Em 2019, começámos a falar abertamente de marcas positivas, sugerindo que é a felicidade do consumidor, se trabalhada de forma genuína e interessada, que desenha o caminho mais consistente — e humano — para a sustentabilidade económica das organizações. Procurávamos recuperar uma versão mais pura da lógica capitalista, baseada na ideia transparente da troca mutuamente benéfica. A economia e o bem-estar em progresso simbiótico. Estávamos longe de imaginar, contudo, que, apenas uns meses depois, a força das circunstâncias viesse, precisamente, comprovar o potencial positivo que tanto advogávamos ser intrínseco às marcas. Mas aproveitámos essa conjuntura de excepção — uma conjuntura que, entre tantas outras raridades, impeliu marcas de todos os quadrantes a colocar a preocupação com o público à frente do lucro imediato — para o sublinhar. Inquietava-nos o receio de que ao choque sucedesse o esquecimento. E, por isso, reforçámos a militância pela mudança positiva na concepção tradicional da gestão de marca. Ao fazê-lo, e talvez de forma inevitável, fomos também impelidos a olhar para nós mesmos. Estaríamos à altura da fasquia que colocávamos aos outros? A resposta que obtivemos foi clara: ainda não. Ainda podemos fazer melhor.

 
É, pois, com esta consciência que olhamos para o futuro que começa, agora, em Janeiro de 2021. Move-nos a vontade renovada de afirmar ostensivamente uma ideia simples que há muito abraçámos — o desejo de deixar o mundo melhor do que o encontrámos — e perpetuá-la intransigentemente, do pequeno detalhe ao gesto largo, na nossa praxis. Mas para concretizar tal ideia, temos consciência, precisamos, também, de nos rodear de pessoas que partilhem a mesma aspiração. Organizações, instituições — marcas! — apostadas em criar aquilo que entendemos por valor positivo.
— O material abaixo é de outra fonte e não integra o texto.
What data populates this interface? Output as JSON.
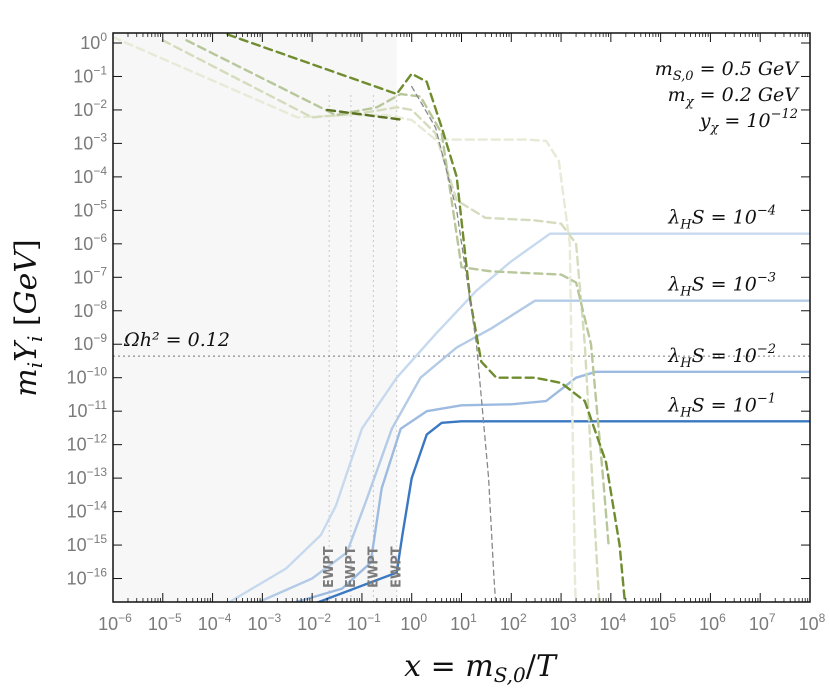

Valor que se revela não apenas no que é feito, mas, igualmente importante, na forma como é feito. Valor que se funda no lucro legítimo, mas que se projecta benignamente na sociedade. Valor que, enfim, constrói, não se limita a extrair. As outras marcas — aquelas excessivamente centradas em si mesmas, que esquecem o seu público e ignoram o mundo —, somos peremptórios: não nos interessam. E essa é, suspeitamos, uma resolução de ano novo ousada (talvez suicida!). Sobretudo para uma empresa como a nossa, irremediavelmente exposta aos caprichos do mercado. Mas é um risco que aceitamos de bom grado. Afinal, também nós vivemos entre a borboleta e o furacão. É, pois, na esperança presunçosa que a nossa resolução possa servir de inspiração — que um furacão possa nascer do nosso humilde bater de asas — que a tornamos pública. Um manifesto para um futuro partilhado.